There is a Dog Collar Museum, a Marble Museum, and a Lawn Mower Museum. But surprisingly, and given the black presence in Britain dating back to Roman times, there is no permanent museum dedicated to Black British history and art.
The formation of two prominent organizations in the UK, Museum Detox and the Black British Museum Project, are visionary examples of conservation practices that promise to destabilize and dismantle Eurocentric (white) domination.
This work is vital to engender how the âsitesâ and âviewsâ of museum spaces are transformed by social, cultural and racial justice. However, in creating a space to “feel better”, this must be accompanied by justice. As Anglo-Australian scholar Sara Ahmed warns: “Feeling better is not a sign that justice has been served.”
It is also inevitably emotional work, as Ahmed explains: âEmotions show us how stories stay alive, even when we are not consciously remembering them; how stories of colonialism, slavery and violence shape lives in the present.

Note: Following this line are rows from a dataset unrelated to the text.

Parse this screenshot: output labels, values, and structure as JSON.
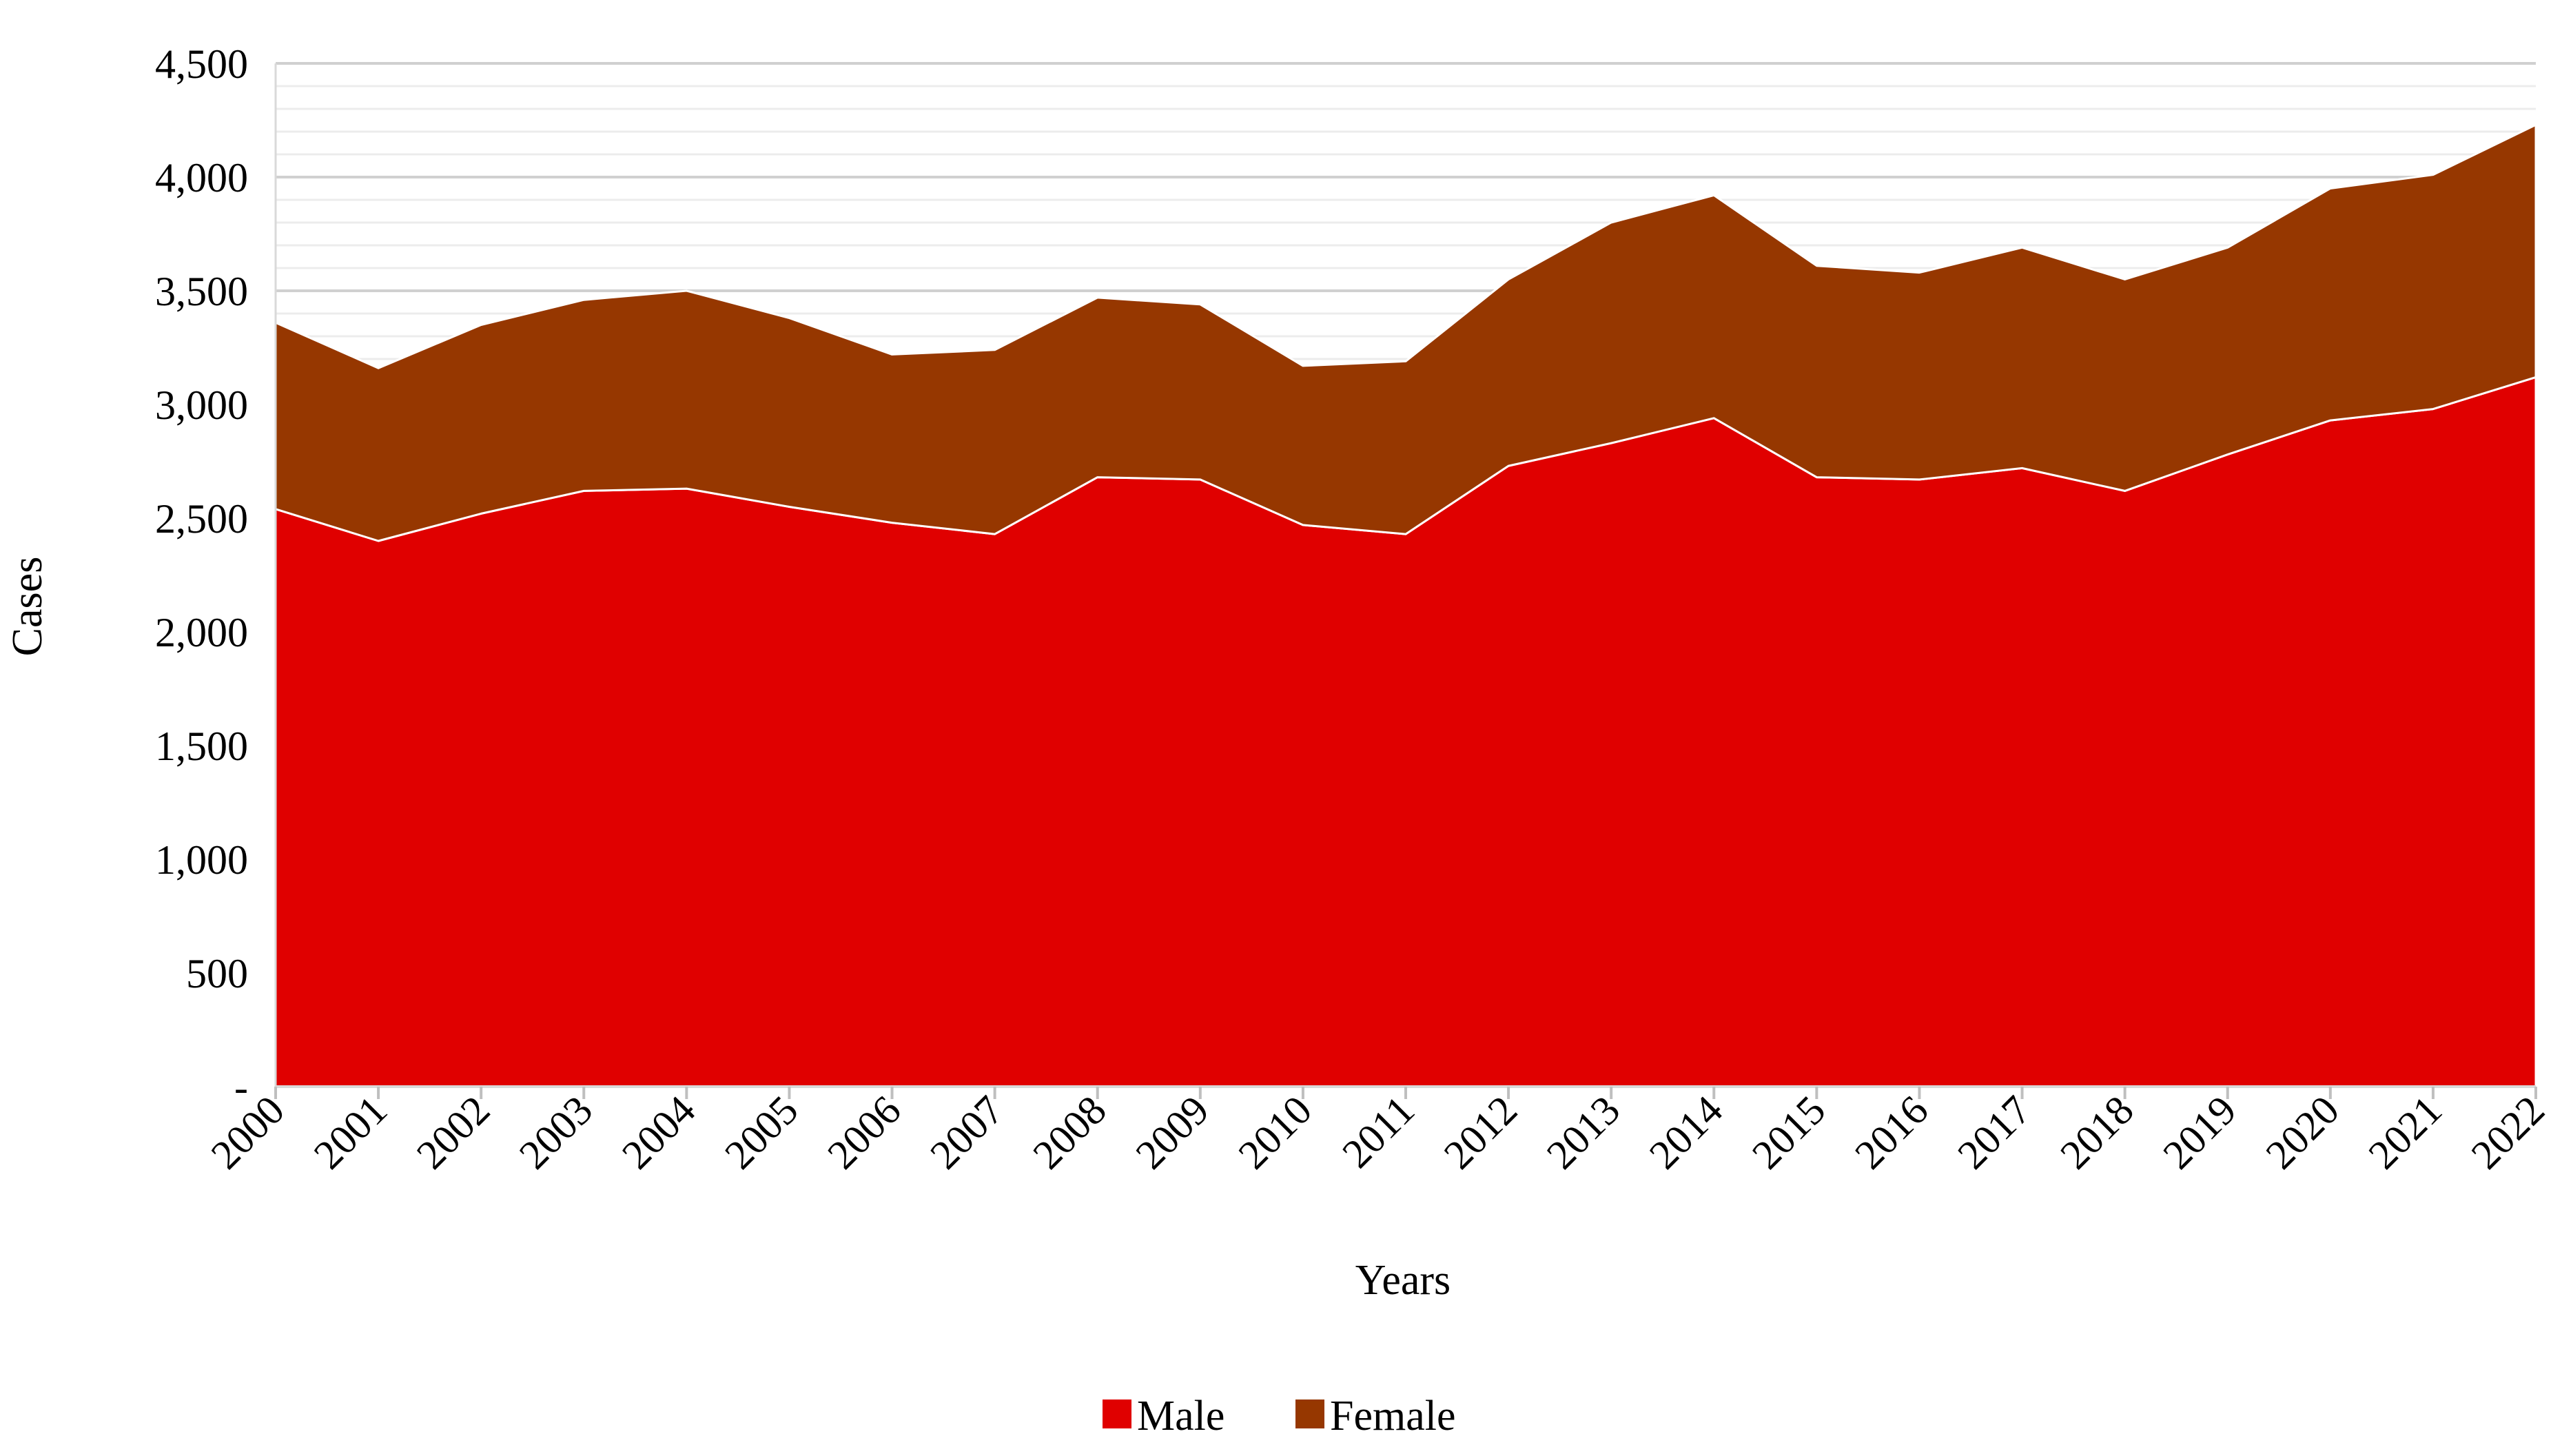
{
  "chart_data": {
    "type": "area",
    "stacked": true,
    "title": "",
    "xlabel": "Years",
    "ylabel": "Cases",
    "x": [
      "2000",
      "2001",
      "2002",
      "2003",
      "2004",
      "2005",
      "2006",
      "2007",
      "2008",
      "2009",
      "2010",
      "2011",
      "2012",
      "2013",
      "2014",
      "2015",
      "2016",
      "2017",
      "2018",
      "2019",
      "2020",
      "2021",
      "2022"
    ],
    "ylim": [
      0,
      4500
    ],
    "yticks": [
      0,
      500,
      1000,
      1500,
      2000,
      2500,
      3000,
      3500,
      4000,
      4500
    ],
    "ytick_labels": [
      "-",
      "500",
      "1,000",
      "1,500",
      "2,000",
      "2,500",
      "3,000",
      "3,500",
      "4,000",
      "4,500"
    ],
    "grid": true,
    "legend_position": "bottom-center",
    "series": [
      {
        "name": "Male",
        "color": "#E00000",
        "values": [
          2540,
          2400,
          2520,
          2620,
          2630,
          2550,
          2480,
          2430,
          2680,
          2670,
          2470,
          2430,
          2730,
          2830,
          2940,
          2680,
          2670,
          2720,
          2620,
          2780,
          2930,
          2980,
          3120
        ]
      },
      {
        "name": "Female",
        "color": "#963700",
        "values": [
          820,
          760,
          830,
          840,
          870,
          830,
          740,
          810,
          790,
          770,
          700,
          760,
          820,
          970,
          980,
          930,
          910,
          970,
          930,
          910,
          1020,
          1030,
          1110
        ]
      }
    ]
  }
}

The work of the Black British Museum Project on provenances and legacies of the past promises to emancipate museum space through reinterpretation. As Shakespeare writes: âA Black British Museum must think intelligently about the objects and collections it seeks to exhibit and exhibit. What can we do differently? ”
The late American novelist, essayist, playwright, poet and activist James Baldwin provides a partial answer when he urges: truth about it. Sing or shout or testify or keep it to yourself: but know where you come from.
Dr Deirdre Osborne is Lecturer of English Literature and Drama in the Drama and Performance Department at Goldsmiths and co-organizes the Masters Degree in Black British Writing.